Hollis looked him in the eyes and scribbled more notes. "Okay, let's move on. Did you open the bag?"
Eastland moistened his lips. "Nah, I just snatched it and ran to my car. And I was driving back to my place when the cops stopped me, and everything fell out of the bag."
"So, until the police stopped you, you had no idea what you had picked up?"
He held up his hand. "I swear."
He was lying.
"How did the stuff slip out on the floor of the backseat if you hadn't left it open?" Hollis leaned back in her chair. "I find it really hard to bel--"
She was interrupted by a loud knock.
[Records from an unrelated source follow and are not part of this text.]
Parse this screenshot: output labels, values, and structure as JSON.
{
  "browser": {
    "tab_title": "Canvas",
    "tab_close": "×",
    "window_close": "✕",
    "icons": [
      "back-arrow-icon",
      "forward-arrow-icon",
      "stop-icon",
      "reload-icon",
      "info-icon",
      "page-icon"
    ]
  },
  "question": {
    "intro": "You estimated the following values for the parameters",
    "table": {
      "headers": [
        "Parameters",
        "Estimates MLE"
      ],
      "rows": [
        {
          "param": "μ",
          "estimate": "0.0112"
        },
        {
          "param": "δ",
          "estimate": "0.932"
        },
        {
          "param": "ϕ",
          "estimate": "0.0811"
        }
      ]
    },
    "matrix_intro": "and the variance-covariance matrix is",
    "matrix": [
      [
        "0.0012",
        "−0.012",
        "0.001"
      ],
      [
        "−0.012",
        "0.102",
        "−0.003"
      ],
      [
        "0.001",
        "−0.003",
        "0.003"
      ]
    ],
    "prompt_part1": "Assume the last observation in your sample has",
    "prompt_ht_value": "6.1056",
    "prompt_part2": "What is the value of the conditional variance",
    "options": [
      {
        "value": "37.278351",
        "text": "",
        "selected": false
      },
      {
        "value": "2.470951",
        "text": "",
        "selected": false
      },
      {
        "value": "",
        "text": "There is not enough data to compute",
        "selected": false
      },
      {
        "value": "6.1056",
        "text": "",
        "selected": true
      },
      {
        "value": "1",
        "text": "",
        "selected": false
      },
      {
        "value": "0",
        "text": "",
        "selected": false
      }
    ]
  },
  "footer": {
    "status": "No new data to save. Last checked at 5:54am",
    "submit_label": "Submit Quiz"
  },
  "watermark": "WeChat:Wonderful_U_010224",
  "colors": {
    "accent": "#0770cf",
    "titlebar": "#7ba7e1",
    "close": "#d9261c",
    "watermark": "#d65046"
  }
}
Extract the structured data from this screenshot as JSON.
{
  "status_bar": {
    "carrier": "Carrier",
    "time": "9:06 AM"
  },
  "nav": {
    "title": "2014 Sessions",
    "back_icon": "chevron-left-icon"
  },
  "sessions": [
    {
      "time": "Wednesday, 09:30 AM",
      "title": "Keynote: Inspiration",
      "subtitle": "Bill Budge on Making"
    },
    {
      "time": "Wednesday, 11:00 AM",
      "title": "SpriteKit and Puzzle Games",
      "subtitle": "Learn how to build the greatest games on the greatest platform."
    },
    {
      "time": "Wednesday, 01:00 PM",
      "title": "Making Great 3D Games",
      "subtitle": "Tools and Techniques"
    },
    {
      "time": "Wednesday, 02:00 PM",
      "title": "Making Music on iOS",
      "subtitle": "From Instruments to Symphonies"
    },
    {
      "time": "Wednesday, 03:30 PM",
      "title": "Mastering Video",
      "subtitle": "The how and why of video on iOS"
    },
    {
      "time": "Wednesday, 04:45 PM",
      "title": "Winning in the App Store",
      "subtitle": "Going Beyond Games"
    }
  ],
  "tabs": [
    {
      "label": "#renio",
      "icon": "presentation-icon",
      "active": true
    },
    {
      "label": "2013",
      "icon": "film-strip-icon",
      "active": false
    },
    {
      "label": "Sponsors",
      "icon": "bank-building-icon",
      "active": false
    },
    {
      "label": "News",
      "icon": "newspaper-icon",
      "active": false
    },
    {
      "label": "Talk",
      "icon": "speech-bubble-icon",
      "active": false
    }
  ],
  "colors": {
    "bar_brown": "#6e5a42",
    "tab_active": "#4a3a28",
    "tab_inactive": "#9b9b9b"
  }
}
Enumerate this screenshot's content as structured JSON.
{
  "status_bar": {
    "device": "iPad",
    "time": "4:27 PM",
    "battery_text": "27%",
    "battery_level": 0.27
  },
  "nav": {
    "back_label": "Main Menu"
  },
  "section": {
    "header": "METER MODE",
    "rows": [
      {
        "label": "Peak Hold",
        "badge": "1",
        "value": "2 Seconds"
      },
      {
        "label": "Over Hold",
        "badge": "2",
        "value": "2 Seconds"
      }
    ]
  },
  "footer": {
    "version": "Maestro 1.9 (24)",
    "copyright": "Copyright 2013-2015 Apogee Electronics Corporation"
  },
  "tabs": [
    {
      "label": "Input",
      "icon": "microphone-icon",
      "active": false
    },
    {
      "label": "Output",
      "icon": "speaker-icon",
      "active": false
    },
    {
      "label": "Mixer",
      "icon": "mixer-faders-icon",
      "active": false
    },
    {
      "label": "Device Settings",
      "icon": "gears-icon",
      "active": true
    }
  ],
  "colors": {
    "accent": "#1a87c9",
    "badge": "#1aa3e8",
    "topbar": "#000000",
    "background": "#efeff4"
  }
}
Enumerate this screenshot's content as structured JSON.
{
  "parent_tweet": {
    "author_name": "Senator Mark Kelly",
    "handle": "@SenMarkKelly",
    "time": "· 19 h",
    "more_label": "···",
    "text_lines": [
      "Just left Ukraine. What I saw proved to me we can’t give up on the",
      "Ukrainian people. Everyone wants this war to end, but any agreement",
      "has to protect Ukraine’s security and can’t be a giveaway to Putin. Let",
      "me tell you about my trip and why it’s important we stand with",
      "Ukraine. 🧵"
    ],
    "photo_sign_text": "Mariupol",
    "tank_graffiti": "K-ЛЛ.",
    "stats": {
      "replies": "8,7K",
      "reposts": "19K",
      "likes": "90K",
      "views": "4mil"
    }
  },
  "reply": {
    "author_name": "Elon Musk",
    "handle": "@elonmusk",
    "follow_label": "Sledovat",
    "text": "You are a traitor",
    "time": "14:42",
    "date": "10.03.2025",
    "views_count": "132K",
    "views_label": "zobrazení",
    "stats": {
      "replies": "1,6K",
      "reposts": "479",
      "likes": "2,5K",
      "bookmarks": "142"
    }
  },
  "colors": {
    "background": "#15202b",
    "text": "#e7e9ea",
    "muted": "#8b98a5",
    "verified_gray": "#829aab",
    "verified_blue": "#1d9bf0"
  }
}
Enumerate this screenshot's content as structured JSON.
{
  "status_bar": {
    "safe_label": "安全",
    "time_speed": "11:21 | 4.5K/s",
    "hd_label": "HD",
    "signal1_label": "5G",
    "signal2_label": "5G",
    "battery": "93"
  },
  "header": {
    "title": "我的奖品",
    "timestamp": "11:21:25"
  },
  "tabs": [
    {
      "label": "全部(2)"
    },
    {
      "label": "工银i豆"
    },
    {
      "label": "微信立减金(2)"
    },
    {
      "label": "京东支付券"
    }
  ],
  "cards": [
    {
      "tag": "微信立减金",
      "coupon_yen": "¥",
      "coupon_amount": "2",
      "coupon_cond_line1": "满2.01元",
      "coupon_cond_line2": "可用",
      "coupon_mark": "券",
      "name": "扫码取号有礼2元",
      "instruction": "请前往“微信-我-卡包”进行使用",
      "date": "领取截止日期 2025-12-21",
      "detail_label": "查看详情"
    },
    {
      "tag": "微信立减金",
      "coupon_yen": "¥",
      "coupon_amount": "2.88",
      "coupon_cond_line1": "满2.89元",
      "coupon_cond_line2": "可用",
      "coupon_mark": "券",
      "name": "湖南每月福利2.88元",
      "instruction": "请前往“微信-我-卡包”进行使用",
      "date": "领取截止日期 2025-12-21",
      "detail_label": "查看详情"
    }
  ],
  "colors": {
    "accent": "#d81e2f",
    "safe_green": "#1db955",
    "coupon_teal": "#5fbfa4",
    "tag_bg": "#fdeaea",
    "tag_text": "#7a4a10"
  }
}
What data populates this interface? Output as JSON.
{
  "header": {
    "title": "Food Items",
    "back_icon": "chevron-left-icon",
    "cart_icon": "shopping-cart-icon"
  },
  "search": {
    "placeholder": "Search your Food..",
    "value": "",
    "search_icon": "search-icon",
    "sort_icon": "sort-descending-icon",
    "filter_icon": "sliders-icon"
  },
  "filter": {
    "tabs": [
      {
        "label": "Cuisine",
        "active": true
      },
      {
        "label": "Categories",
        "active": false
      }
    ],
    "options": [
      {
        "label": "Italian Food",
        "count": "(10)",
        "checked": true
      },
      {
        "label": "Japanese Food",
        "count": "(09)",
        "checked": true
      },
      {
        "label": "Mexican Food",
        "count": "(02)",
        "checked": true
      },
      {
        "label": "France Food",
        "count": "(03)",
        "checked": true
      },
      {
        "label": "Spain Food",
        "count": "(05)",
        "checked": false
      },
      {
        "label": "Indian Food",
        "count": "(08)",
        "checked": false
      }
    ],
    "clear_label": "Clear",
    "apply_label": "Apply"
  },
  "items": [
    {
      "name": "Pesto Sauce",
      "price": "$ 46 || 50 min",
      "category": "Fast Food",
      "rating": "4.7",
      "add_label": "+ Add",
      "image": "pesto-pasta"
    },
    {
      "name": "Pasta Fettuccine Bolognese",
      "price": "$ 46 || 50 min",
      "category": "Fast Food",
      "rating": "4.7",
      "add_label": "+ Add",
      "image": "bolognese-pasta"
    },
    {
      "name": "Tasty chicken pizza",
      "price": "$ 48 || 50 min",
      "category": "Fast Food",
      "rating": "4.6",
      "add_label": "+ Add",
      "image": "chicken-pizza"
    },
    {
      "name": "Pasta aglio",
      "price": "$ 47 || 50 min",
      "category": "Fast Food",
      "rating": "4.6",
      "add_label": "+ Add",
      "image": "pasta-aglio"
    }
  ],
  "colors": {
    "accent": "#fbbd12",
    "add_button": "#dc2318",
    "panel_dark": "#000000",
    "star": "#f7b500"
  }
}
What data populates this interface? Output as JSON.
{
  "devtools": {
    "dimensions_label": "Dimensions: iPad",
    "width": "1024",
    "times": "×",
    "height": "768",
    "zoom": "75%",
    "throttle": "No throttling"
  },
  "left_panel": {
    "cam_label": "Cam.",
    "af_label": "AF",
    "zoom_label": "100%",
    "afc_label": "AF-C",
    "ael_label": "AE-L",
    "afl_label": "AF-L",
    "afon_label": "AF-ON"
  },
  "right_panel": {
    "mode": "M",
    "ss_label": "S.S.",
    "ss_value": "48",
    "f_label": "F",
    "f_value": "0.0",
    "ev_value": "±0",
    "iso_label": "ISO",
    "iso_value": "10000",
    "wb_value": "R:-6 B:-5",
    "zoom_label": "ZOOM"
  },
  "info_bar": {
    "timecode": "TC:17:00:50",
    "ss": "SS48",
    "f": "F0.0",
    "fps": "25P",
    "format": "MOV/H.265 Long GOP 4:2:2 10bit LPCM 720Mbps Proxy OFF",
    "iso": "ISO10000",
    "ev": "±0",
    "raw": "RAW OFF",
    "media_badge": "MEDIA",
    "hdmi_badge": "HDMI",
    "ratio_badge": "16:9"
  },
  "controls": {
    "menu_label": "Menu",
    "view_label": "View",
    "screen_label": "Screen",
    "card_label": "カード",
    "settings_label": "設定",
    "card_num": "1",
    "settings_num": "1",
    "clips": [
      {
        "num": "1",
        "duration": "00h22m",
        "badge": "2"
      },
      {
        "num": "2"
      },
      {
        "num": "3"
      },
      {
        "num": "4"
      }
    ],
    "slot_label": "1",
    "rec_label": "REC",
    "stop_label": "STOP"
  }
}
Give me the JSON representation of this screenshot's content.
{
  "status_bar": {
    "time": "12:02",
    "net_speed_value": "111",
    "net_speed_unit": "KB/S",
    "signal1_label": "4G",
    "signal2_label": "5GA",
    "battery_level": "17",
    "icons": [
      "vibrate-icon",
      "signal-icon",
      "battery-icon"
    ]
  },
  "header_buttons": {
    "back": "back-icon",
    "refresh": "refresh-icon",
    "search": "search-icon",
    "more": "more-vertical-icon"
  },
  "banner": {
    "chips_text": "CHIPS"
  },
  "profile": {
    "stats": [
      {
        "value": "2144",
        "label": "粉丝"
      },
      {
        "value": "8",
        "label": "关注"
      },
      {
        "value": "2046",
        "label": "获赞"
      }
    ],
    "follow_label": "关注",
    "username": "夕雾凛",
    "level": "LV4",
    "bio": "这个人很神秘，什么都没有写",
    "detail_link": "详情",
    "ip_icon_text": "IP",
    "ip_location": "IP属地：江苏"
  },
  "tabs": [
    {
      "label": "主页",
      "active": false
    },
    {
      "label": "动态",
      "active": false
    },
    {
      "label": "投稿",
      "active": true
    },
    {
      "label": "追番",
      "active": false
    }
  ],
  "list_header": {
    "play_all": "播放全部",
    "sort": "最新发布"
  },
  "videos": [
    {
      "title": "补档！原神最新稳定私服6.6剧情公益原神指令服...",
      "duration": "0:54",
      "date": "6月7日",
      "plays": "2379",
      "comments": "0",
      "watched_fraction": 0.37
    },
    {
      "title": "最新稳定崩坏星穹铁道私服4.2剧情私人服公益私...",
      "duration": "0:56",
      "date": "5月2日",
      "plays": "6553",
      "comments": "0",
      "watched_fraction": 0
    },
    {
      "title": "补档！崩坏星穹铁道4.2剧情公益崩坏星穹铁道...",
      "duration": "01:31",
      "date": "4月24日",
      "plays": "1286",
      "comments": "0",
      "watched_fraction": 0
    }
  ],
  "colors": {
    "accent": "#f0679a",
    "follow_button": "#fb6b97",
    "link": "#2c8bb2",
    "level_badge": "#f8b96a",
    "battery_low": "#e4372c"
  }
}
Two uniformed officers and a deputy sheriff entered the room, followed by a suited man holding out a badge.
"Excuse me, Counselor," the man with the badge said. "I'm Detective Cook with the county sheriff. We're here for your client." He nodded toward the young man. "Justin Eastland," he said, "we are arresting you for the murder of Marguerite Fields." He turned to one of the officers. "Read him his rights." To Eastland, he said, "Please follow us."
For a moment, Hollis stood transfixed as the officer droned on with the required wording, and then she spoke. "As his attorney, I can tell you that he is not talking to anyone. But who can I talk to? What evidence do you have?" She didn't know what bothered her more, that she'd been caught completely off guard, or that her client was silently and without protest allowing the officers to cuff him and lead him out the door.
Detective Cook looked her over and said firmly, "Your client is a murderer, Miz …?"
"Hollis Morgan," she answered quickly. "So you've mistakenly pointed out. How is he linked to this murder?"
"Did he tell you about the Nike bag he said he found?" Cook stepped aside for his deputy to pass through with his prisoner. "Fields' murder was reported yesterday. When our officers went through the Nike bag, they found several pieces of Fields' identification. We got a warrant this morning to search his apartment, and we found more IDs that don't belong to Mr. Eastland. Eastland's prints are the only ones on the bag and the IDs, and that's why we have your client nailed as the killer."